1 | Kepergiannya yang mengubah kami
Bagaimana gambaran seorang anak tunggal yang terlahir dari orang tua berpendidikan, lengkap dengan kematangan finansial dan pemahaman agama yang baik? Benar, sempurna. Dari mereka, aku mendapatkan paras yang acapkali membuatku tersenyum dan bersyukur tiap kali bercermin di pagi hari, fisik yang mencukupi untuk melamar ke berbagai macam lembaga, kemauan untuk belajar, ambisi untuk berkembang. Tidak ada beban sedikit pun untuk memilih apa saja yang aku inginkan. Menjalankan apa yang aku mau dengan doa dan restu orang tua, bahkan dengan sedikit usaha yang seringkali kuanggap sebagai keberuntungan ketika aku berhasil meraihnya.
Kedengarannya mudah, begitu pula menjabarkannya. Tak terhitung bagaimana aku beranggapan kalau aku kurang sekali mensyukuri segala nikmat tersebut. Tapi namanya manusia, tentu saja tidak semudah itu. Menjadi anak satu-satunya yang hidup berdasarkan pilihan sendiri megantarkanku pada kesulitan lain yang juga jauh dari bayanganku. Keributan kakak beradik yang kiranya tidak akan kurasakan, kualami dengan Lembayung, adik sepupuku yang amat sangat dekat denganku.
Setelah sekian lama, Lembayung tiba-tiba menghubungiku setelah biasanya aku yang selalu menghubunginya. Dia tiba-tiba menekan bel pintu tempat tinggalku setelah terakhir kali pergi usai perdebatan kami yang tidak berakhir baik. Dan dia yang memalingkan muka dariku, balik badan dengan seluruh kekesalannya, kini duduk di hadapanku tanpa suara.
Menit ke menit berlalu, selain televisi, masih tidak ada yang bersuara di antara kami. Setelah cukup lama aku meninggalkannya untuk membersihkan diri, menyiapkan makanan, sampai kini makananku tinggal setengah mangkuk, Lembayung masih juga belum bicara. Aku dengan makananku, dan dia dengan pikirannya, mengolah kata-kata, mempertimbangkan apa yang akan dikatakannya. Duduknya tegak sempurna sementara kepalanya sedikit menunduk, sesekali menghela napasnya, melihat sekeliling apartemen. Ternyata, langit cerah di jam 11 pun tidak mampu memberikan kehangatan pada kami setelah dua tahun lamanya.
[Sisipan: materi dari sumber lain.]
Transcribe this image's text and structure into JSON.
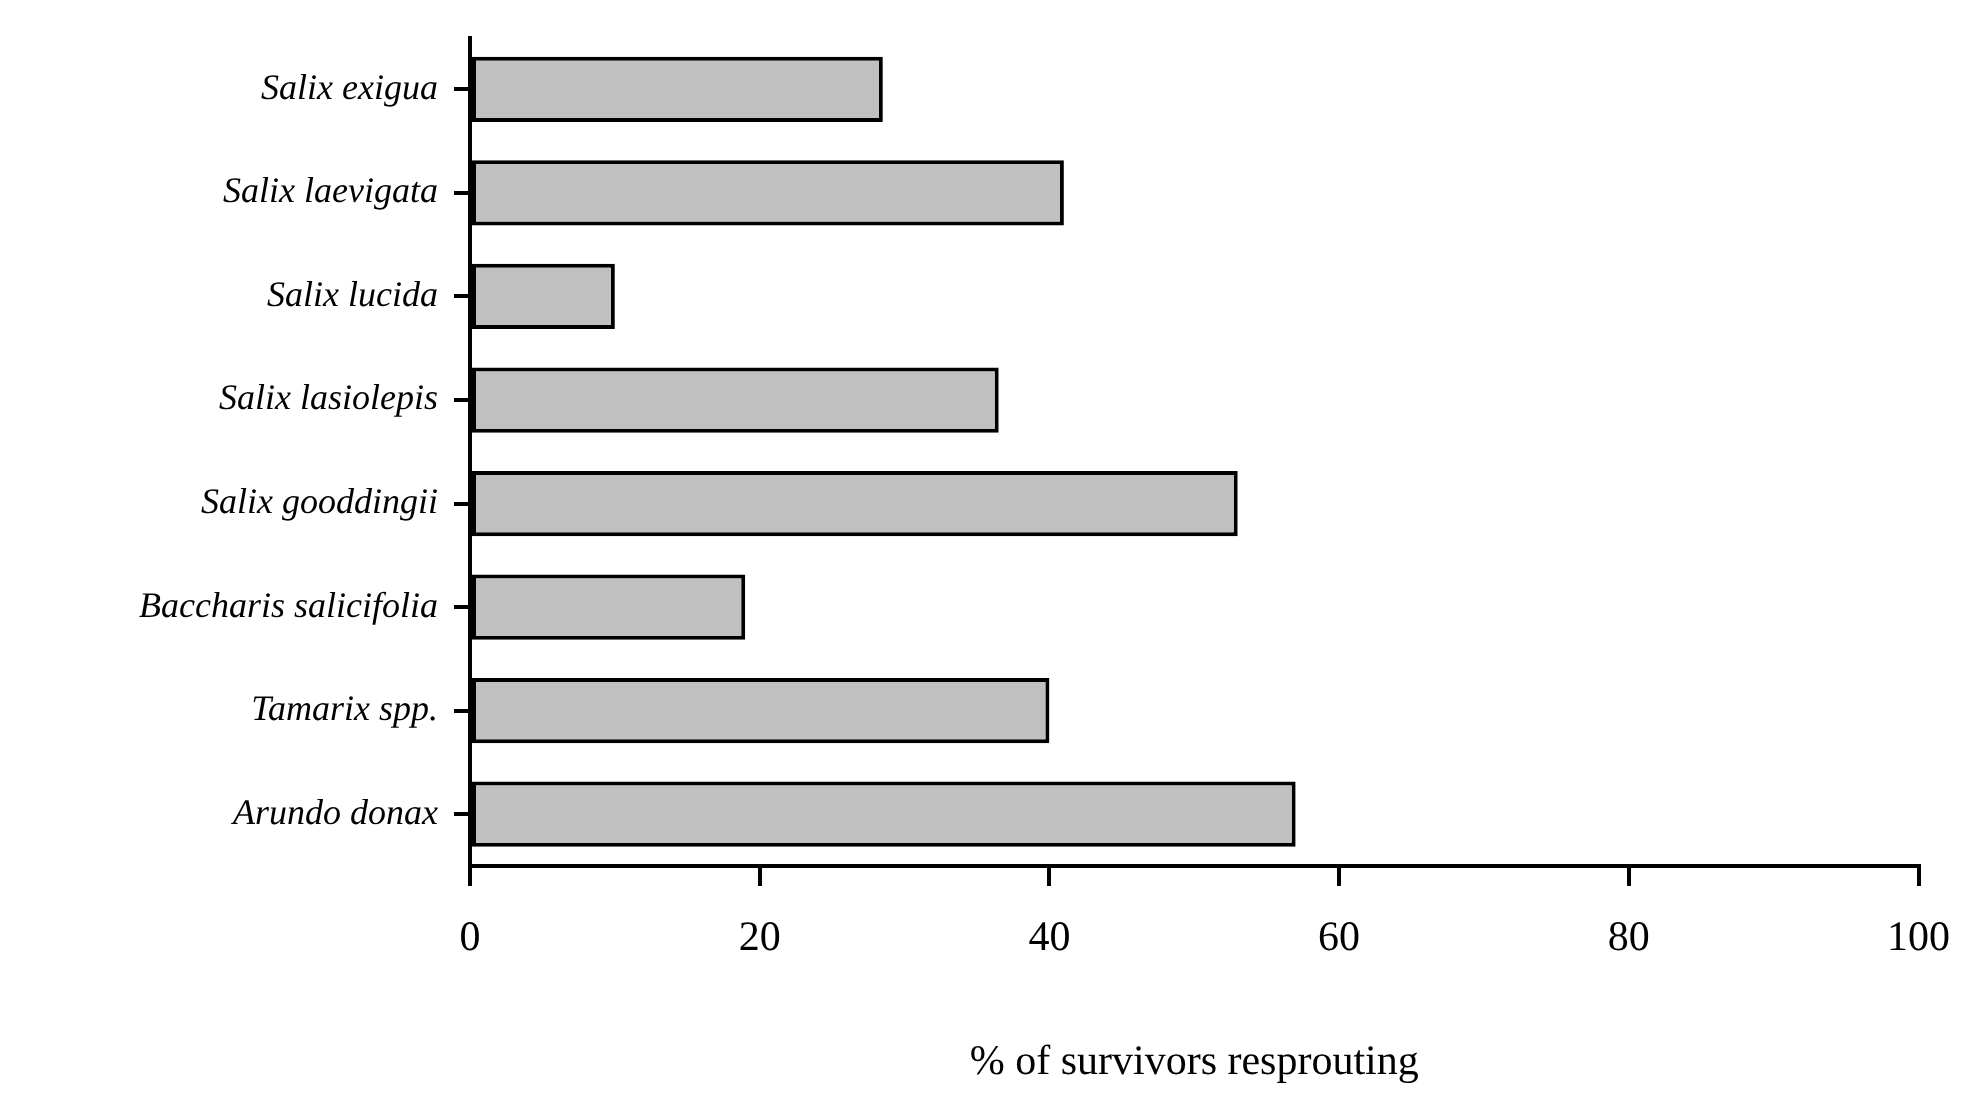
{
  "chart_data": {
    "type": "bar",
    "orientation": "horizontal",
    "categories": [
      "Salix exigua",
      "Salix laevigata",
      "Salix lucida",
      "Salix lasiolepis",
      "Salix gooddingii",
      "Baccharis salicifolia",
      "Tamarix spp.",
      "Arundo donax"
    ],
    "values": [
      28.5,
      41,
      10,
      36.5,
      53,
      19,
      40,
      57
    ],
    "color": "#c0c0c0",
    "xlabel": "% of survivors resprouting",
    "xlim": [
      0,
      100
    ],
    "xticks": [
      0,
      20,
      40,
      60,
      80,
      100
    ],
    "grid": false
  }
}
"Dompet Ayung hilang waktu demo," katanya ragu-ragu.
Aku belum buka suara, masih memperhatikannya dalam diam sambil menyendokkan suapan terakhir makananku. Matanya tidak tertuju melihatku meski wajahnya menghadap padaku sepenuhnya.
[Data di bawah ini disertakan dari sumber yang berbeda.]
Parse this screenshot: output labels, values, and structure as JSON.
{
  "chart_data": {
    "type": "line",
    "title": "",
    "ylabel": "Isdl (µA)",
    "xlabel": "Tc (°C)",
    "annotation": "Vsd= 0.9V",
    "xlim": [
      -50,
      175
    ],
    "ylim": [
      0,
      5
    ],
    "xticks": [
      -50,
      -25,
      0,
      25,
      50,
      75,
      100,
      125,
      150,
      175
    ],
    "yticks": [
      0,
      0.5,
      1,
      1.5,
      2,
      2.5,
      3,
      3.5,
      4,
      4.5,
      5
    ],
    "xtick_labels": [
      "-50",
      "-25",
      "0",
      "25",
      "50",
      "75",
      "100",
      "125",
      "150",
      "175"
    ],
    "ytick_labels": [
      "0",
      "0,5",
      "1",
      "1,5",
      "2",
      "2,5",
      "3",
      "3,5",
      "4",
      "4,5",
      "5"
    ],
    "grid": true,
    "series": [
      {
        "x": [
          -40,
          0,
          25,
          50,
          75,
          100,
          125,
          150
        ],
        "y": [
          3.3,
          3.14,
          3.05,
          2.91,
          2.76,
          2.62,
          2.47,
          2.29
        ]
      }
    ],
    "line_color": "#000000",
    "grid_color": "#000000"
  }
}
"Ke sini juga nebeng teman yang bawa mobil."
Aku menyelesaikan makanku, perlahan meminum air mineral, membersihkan mulut dengan tisu, lalu menegakkan dudukku dengan tatapan lurus padanya sambil melepaskan handuk yang menggulung rambut basahku.
"Ayung mau pinjam uang," katanya pelan sekali meski kali ini matanya tegas melihatku. "Nanti Ayung ganti-" Lembayung mengalihkan pandangannya dariku, sejenak berpikir.
Dia tiba-tiba meminta bantuanku setelah terakhir kali perhatianku ditolaknya mentah-mentah.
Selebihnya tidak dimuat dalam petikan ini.